The first of note is the race between Google and Facebook to bring Internet access to the 5 billion people that don’t have it today. Google is considering a fleet of balloons that they have named Loon as a platform to bring Internet everywhere. Facebook has teamed up with other companies in a collaboration called Internet.org. This group is considering both satellite technology and solar-powered drones that would fly at 20,000 meters, above both weather and commercial air traffic.
But these two initiatives are just the beginning of what’s coming to the sky. Today over a billion people on the planet don’t have access to electricity, and so that issue must be addressed first before bringing Internet access.
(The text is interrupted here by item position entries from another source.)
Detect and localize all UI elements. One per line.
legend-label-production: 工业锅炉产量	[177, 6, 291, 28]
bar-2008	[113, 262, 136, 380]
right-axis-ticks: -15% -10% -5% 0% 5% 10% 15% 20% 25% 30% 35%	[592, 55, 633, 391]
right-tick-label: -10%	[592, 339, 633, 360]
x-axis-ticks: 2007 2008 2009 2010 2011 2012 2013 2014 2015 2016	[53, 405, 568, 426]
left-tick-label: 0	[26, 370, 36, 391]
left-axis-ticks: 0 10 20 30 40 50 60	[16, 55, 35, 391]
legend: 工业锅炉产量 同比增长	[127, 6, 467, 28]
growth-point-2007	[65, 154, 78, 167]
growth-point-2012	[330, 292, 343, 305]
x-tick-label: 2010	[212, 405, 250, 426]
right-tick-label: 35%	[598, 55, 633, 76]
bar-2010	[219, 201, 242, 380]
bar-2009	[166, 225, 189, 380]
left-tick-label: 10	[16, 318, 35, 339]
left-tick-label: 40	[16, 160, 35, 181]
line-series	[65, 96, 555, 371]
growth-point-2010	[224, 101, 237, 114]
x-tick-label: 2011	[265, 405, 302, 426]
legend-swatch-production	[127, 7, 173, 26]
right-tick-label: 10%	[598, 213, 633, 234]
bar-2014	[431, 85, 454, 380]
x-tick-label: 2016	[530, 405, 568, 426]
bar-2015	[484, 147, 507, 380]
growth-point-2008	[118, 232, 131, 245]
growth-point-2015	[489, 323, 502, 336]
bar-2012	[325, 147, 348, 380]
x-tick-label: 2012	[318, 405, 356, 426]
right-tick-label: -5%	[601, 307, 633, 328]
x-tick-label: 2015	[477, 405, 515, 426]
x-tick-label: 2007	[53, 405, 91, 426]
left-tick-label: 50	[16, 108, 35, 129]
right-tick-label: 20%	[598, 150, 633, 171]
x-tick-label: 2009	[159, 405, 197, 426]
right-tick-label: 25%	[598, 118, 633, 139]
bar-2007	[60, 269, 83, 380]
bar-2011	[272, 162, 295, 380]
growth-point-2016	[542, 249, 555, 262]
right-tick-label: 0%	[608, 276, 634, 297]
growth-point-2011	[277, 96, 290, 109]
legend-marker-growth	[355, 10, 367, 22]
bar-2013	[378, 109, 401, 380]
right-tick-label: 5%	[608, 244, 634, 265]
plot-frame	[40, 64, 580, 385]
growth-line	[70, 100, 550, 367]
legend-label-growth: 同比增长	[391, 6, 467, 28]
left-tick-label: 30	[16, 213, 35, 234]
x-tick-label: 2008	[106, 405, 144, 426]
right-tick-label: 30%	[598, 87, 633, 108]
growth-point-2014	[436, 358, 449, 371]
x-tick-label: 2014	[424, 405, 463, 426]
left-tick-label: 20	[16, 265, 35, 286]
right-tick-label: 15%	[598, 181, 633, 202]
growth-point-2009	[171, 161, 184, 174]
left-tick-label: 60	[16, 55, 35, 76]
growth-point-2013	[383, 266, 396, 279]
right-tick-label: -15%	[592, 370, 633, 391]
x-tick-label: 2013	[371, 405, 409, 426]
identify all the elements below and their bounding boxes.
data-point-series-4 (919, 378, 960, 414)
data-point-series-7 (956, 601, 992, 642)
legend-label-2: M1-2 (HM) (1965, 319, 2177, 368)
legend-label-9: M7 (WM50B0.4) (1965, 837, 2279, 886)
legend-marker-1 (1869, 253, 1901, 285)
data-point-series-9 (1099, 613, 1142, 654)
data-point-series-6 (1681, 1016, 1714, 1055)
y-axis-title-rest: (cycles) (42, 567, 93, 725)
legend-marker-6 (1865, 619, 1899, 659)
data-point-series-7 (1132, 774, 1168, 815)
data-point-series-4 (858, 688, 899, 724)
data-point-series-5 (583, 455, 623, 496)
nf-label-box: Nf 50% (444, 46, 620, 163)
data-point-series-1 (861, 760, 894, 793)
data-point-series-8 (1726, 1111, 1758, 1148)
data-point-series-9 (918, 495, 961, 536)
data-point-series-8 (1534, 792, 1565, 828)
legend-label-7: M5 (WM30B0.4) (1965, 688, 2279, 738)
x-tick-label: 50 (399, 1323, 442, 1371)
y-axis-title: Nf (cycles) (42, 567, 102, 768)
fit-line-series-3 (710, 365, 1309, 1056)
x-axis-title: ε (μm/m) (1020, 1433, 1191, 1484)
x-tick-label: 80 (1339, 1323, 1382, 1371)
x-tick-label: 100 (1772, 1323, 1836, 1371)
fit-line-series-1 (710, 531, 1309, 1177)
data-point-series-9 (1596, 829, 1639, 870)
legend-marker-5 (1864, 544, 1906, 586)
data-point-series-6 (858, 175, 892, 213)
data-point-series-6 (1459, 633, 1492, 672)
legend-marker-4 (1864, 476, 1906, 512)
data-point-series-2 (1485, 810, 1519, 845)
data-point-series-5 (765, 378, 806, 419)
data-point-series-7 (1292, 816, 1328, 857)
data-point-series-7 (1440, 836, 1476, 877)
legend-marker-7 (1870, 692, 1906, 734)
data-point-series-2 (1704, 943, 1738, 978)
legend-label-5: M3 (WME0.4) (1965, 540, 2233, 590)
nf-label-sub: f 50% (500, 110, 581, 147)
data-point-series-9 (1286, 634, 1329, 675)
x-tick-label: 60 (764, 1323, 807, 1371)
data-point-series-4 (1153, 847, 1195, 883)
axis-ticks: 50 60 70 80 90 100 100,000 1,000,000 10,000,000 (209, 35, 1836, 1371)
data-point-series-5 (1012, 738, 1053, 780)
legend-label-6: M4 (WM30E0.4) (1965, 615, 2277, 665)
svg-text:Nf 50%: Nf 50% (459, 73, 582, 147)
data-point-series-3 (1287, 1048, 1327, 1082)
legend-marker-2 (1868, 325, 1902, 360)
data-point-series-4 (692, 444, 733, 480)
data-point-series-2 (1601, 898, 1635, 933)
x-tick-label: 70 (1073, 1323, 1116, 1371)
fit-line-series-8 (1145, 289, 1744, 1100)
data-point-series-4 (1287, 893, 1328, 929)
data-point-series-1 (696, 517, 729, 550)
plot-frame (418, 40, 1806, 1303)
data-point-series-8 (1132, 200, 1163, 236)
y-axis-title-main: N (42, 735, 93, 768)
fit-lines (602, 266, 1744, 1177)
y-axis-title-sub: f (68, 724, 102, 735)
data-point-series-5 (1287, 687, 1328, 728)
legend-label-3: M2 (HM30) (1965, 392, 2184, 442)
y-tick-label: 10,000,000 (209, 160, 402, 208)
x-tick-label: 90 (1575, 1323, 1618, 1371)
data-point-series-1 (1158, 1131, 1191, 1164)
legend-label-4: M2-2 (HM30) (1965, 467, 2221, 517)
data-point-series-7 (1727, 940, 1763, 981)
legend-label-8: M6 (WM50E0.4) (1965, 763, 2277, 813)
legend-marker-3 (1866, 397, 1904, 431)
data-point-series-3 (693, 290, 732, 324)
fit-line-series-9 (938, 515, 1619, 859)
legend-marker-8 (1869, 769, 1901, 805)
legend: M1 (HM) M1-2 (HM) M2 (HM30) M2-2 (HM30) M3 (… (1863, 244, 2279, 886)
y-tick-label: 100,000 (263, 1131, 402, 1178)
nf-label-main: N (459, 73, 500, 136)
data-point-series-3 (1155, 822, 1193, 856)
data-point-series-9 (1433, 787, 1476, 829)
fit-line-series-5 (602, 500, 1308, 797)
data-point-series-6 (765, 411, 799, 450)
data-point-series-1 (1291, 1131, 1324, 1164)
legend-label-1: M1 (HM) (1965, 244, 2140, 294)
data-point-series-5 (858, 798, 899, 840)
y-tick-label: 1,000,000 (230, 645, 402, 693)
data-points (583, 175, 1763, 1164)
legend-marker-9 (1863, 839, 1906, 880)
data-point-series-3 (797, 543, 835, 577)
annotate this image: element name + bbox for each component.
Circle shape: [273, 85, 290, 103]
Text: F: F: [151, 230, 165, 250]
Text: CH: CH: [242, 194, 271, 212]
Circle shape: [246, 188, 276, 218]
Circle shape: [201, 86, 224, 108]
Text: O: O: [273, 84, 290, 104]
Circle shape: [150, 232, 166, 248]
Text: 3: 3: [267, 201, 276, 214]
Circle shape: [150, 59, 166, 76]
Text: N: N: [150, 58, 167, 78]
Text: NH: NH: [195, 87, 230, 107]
There are a number of firms looking at ways to bring electricity to remote area using airborne wind turbines. One of these is the BAT being trialed in Alaska by Altaeros Energies. The BAT is a helium-filled cylindrical blimp with a wind-turbine in the center. It can fly up to 1,000 feet to catch steady winds and can generate enough electricity in this first version to power twelve full-sized homes.
But there are other companies looking at air-born electric generation. One is Google-owned Makani out of California whose wind generator looks like a glider airplane. Another firm looking into tethered wind generators is LTA Windpower out of Canada that has a design that looks like a blimp with wings. Finally in the race is EnerKite out of Berlin which has designed what looks like a large kite that can generate electricity.
All of these airborne wind generators are counting on the fact that winds are steadier and stronger as close as 1,000 feet off the ground. Building generators that can reach into those steady winds is far more efficient per dollar than land-based wind turbines. Plus, these wind generators can bring electric generation to remote places – to a small group of rural homes off the grid, to remote locations used for scientific research, to rural villages in third world countries or to temporary locations like airplane crash sites.
While we are looking up at the sky we are probably going to start seeing drones used for all sorts of commercial purposes. The biggest such announcement was Amazon talking about using drones to deliver small packages within 30-minutes of taking an order. But there are other companies around the world looking at delivery drones. SF Express in China is already using delivery drones on a trial basis. And a UK franchise of Domino’s pizza has demonstrated pizza delivery with drones.
In addition to the commercial applications are the personal and government applications. Anybody can buy a drone today that can be used to peek in your neighbor’s windows. Many science fiction books have predicted a future when police drones will be sent quickly to crime and accident scenes to record fresh evidence, and of course, in science fiction books this always morphs into drones that poke into every aspect of our privacy.
Finally, there are a lot of recent articles talking about the possibility of soon building an affordable flying car or some sort of hovercraft that could be used for local transportation. In a few years there might be so many devices in the air that talk of UFOs will be ignored since there will usually be another explanation.